Being here at a school like Loyola, we have a lot of opportunities. We have opportunities to develop our faith, our minds and skills relevant to our future careers. Not only do students here have the chance to learn within the classroom, other activities allow us to be students outside the classroom. Attending lectures and seminars is one way to continue this development. And on November 22nd I was able to take advantage of one of these opportunities by attending the lecture “The Stories Behind the Stories” by Mark Bowden. Mr. Bowden is an accomplished author, columnist, teacher and Loyola graduate. While the keynote speaker has written books such as Black Hawk Down, Killing Pablo and Doctor Dealer, he spoke primarily on his life as a journalist, as a reporter. In addition, Bowden expanded a great deal upon the effect of technology on journalism.

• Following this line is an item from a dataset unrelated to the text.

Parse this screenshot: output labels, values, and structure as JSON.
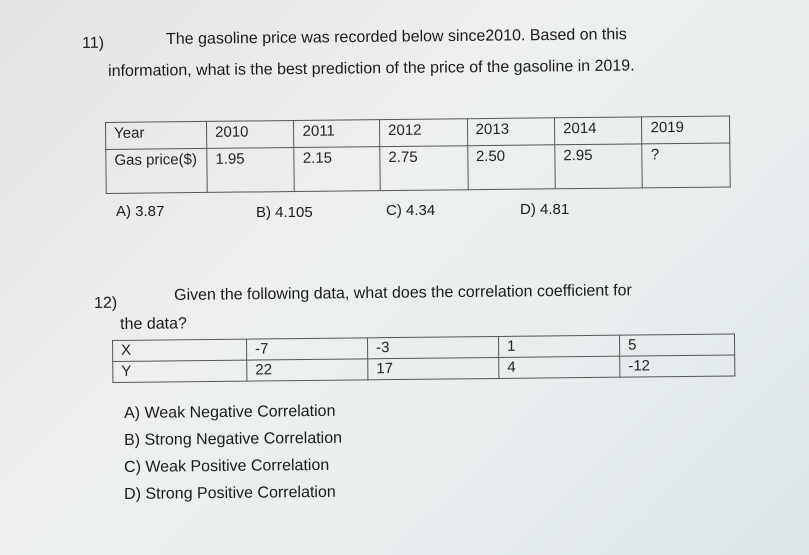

Initially, the speaker reflected on his life as a journalist. He noted that the most important and fun thing about being a reporter is getting out and talking to people or traveling to a certain location. In Bowden’s mind, actively and personally reporting is “always worth it.” Bowden made this very clear to his collegiate audience, who is on the technology bubble and who will be involved in various technological changes within journalism and writing as a whole. The author made sure to differentiate between being an advocate and being a reporter. Bowden pointed out to his audience, a group of young adults who are experts with their laptops, that you cannot be a journalist by sitting at an armchair in your living room on your computer. He emphasized that analysts are very different from journalists in that analysts can gather and regurgitate information in a cohesive way. Bowden emphasized the danger of doing this because, as a result, the internet will consist of “four millionth hand information” if no one is going out and physically seeking new data. In contrast, Bowden stressed that the importance and fun within journalism is becoming involved in a story first-hand. Part of being a reporter (in contrast to being an analyst) is that a reporter must personally connect with a location or a person to develop a unique and honest story; a story that their readers will identify with for these reasons. As Bowden noted, there is always a story behind the story that is written and printed.

For me, the Bowden lecture was very engaging and interesting. Not only was I interested because writing is a field that I am deeply interested in, but also because revolutions in careers as a result of technology are increasingly apparent. I will be entering the workforce in the very near future, and it is important to understand how technology is shaping and changing my intended career path. Writing has been increasingly interwoven with other mediums, and Bowden viewed this as a positive. For example, the author described how Black Hawk Down will soon be sold as an e-book, with various video and audio clips, maps and other graphics so that the reader can full immerse himself in the topic. Advances like these can be viewed as negative and positive, but Bowden has certainly taken the right steps to ensure that these changes are for the better. As I listened to him make his point about the interactive adjustments being made available to his original work Black Hawk Down, I was reminded similarly of Shakespeare’s Twelfth Night. Our task to read the play simply does not do it justice. I found my interpretation of acts I and II often times to be led off course and lost in the development of the love triangle at some points. This is a play that should be physically watched by an audience for better understanding. In the same way Bowden’s book Black Hawk Down is being added to as an e-book for physical observation as a means of gaining a better understanding. I liked how Bowden talked not only about his career as a journalist, but how the job is changing, as if to prepare us as potential journalists. This technique prevented the lecture from being an I-remember-when-I-was-your-age talks and instead made the lecture fun, instructive and engaging for all people in attendance.